I swear, I could never hear the sentence “Shea Patterson is the difference” again and it would be too soon. For five months, that was the talk. Michigan finally has a real quarterback. Michigan’s offense is gonna be unleashed.

Well, there are still 11 games to go, but Michigan’s offense looked pretty much like they have for Jim Harbaugh’s entire tenure, and it was Notre Dame, they of the no running backs, quarterback that can’t throw, and question marks all over the field, that controlled most of Saturday’s game. Ultimately, the Irish held on for a 24-17 victory that probably shouldn’t have been that close, and Patterson, for the 5th time in his last 11 starts (thanks for that nugget, GameDay) turned the ball over twice.

And while he’ll make his bones against better offenses on the schedule, defensive coordinator Clark Lea showed that there’s no reason to fret about the departure of Mike Elko. Notre Dame’s gonna be just fine.

“Michigan cannot handle the front seven of Notre Dame”

Outside of the stars-aligning 2012 season, when was the last time you heard an analyst say the above about a top-20 ND opponent? Doug Flutie’s early second-half quote struck me as absolutely remarkable. And it was true. (It was so true, I won’t even trash Flutie for, a half hour or so earlier, chastising Michigan for not taking a knee when they were at the 1 1/2 yard line to end the first half.) Despite dealing with cramps that sent half the ND defense off the field at some time or another, Khalid Kareem, Jerry Tillery and company spent a good portion of the game in Michigan’s backfield. The Irish have long lacked the kind of defensive line that can be a true difference-maker in a game like tonight’s, and there’s no question that this evening, the defensive line had as much to do with ND’s victory as any position group.

It was extremely fitting, then, that a defense that was leaned on very heavily late in the game came up huge for the clinching play, stripping Patterson and recovering the fumble to lock up the W.

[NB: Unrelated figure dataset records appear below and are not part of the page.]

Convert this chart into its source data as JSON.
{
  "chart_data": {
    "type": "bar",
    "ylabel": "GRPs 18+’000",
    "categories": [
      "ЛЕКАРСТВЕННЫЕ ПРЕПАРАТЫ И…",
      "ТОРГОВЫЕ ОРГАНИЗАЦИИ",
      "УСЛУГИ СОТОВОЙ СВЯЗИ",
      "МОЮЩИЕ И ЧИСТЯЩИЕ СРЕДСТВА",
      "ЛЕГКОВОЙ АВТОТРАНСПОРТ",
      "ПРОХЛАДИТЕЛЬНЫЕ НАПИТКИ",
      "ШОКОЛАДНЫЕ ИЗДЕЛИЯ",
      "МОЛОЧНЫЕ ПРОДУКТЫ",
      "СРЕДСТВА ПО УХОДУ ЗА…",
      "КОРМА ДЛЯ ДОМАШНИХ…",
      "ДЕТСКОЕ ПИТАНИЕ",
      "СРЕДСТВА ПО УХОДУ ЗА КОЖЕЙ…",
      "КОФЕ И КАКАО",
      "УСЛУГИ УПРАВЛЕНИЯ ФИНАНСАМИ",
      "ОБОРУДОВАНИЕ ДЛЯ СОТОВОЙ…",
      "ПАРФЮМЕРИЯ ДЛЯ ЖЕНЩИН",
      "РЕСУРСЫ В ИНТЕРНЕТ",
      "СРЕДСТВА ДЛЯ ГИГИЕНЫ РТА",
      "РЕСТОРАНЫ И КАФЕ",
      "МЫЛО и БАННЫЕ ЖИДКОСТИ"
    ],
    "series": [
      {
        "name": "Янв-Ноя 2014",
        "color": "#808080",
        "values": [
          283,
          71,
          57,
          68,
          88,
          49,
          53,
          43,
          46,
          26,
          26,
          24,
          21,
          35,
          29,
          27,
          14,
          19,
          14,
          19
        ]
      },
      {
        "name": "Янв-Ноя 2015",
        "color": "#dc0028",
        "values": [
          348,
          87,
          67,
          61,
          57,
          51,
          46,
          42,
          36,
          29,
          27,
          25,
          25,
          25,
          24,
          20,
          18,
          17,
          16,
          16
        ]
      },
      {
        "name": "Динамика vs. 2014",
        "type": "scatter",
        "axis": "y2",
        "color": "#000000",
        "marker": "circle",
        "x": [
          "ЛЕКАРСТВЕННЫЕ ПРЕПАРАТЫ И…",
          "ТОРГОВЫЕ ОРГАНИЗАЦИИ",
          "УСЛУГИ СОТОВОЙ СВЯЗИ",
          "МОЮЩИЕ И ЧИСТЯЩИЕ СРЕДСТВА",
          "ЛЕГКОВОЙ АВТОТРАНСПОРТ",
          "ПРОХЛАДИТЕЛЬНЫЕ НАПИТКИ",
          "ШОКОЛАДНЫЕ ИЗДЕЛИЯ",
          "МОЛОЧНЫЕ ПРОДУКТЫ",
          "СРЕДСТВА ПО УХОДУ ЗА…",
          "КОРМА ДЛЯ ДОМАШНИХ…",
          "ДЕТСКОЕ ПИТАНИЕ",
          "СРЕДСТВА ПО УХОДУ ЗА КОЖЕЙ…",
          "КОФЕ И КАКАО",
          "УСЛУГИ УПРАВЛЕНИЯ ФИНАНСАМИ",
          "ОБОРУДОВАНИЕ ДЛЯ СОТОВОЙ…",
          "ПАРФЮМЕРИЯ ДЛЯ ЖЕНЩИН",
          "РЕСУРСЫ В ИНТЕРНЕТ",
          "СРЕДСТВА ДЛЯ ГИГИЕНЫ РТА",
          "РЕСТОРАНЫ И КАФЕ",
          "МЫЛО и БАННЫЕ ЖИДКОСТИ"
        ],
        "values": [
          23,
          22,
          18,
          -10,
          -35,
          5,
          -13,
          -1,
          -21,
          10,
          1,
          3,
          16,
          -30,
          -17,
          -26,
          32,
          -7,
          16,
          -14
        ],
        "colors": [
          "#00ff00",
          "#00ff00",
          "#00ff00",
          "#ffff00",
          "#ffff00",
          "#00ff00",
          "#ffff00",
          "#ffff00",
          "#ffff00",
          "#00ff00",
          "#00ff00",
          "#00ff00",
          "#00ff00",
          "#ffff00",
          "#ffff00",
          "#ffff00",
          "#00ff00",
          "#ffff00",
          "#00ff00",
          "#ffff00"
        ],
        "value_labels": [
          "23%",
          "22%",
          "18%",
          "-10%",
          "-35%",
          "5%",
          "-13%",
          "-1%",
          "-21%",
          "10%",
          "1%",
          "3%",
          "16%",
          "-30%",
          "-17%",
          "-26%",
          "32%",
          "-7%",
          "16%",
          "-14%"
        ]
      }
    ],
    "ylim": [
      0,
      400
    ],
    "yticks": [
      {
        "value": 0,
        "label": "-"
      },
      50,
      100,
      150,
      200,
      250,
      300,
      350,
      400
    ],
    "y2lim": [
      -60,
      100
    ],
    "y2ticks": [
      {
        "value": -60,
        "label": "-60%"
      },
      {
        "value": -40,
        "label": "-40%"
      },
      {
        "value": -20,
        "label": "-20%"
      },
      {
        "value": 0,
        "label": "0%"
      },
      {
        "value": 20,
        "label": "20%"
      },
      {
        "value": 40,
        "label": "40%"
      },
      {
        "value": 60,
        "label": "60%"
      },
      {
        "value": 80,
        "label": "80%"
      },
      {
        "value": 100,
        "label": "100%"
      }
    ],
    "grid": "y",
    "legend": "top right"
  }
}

It’s weird that I’m saying all of this when Michigan outgained the Irish (by five, but still), but I’m more than willing to chalk some of that up to ND’s defense tiring due to being on the field the bulk of the second half in hot, humid conditions.

Side note: Alohi Gilman is great. It’s a good thing the NCAA couldn’t find some way to delay his eligibility any longer.

Brandon Wimbush is OK, and that’s fine

I admit, I was a bit of a pessimist coming into this season (I may or may not have predicted 8-4 in our 18S staff pool), and the biggest reason why was we didn’t know if our quarterback was actually any good. I worried something had broken in Wimbush last November, and nothing Brian Kelly said over the last eight months did a lot to assuage me.

Well, this evening, he was not perfect. He still missed a couple of reasonably easy throws, he threw a pretty bad interception, and his zone-read decisions weren’t always on the money. But considering he was facing a Michigan defensive front that was almost living in his face through most of the game (let’s hope that said more about the Wolverines than our front five), he also made some remarkable plays. Plays he didn’t make against Georgia a season ago.

And between his handful of mistakes, there was some brilliance. His 3rd-and-long throw to Alize Mack – which I already suspect will be a very overlooked play in this game – was spectacular and turned what was looking like a potential disaster into a 7-play, 96-yard touchdown drive. Which was capped by his dangerous-but-successful jump ball to Chris Finke (of all the receivers, of course it’s the skinny little white dude who makes the first 50/50 grab of the season) for ND’s second touchdown. His 3rd-and-18 QB draw for a first down in the third quarter turned another near-disaster into 3 massive points for the Irish. And he showed very, very good pocket presence against a constant rush. There were warts – there will always be warts – but this was a QB that knew what he was doing and didn’t let the moment get too big. And ND doesn’t need much more than that right now.

Running back is also going to be fine

Ok, Notre Dame’s running game wasn’t great tonight. It wasn’t even good, averaging about 3 yards per carry. But Tony Jones and Jafar Armstrong both did enough, and we’re not facing Rashan Gary and Chase Winovich anymore. Plus, this is probably the worst the offensive line will be all season. Everyone’s just going to get better, we assume. And Dexter Williams will be back at the end of September to beef things up. We’ll be ok. I promise.

(I really want Jafar to emerge as the standout back. I want to make stupid Aladdin jokes like “Genie! For my second wish, I want to score 2 touchdowns against Michigan!” every time he does something good. C’mon, universe. I don’t ask for much.)

The only thing I’m legit sad about is Michigan didn’t extend their streak of not scoring an offensive TD at ND to 8 years. That’s a bummer.

But we’re 1-0, kids. And there’s no reason whatsoever we shouldn’t be 4-0 going into the Stanford game. Sit back and let’s enjoy the ride.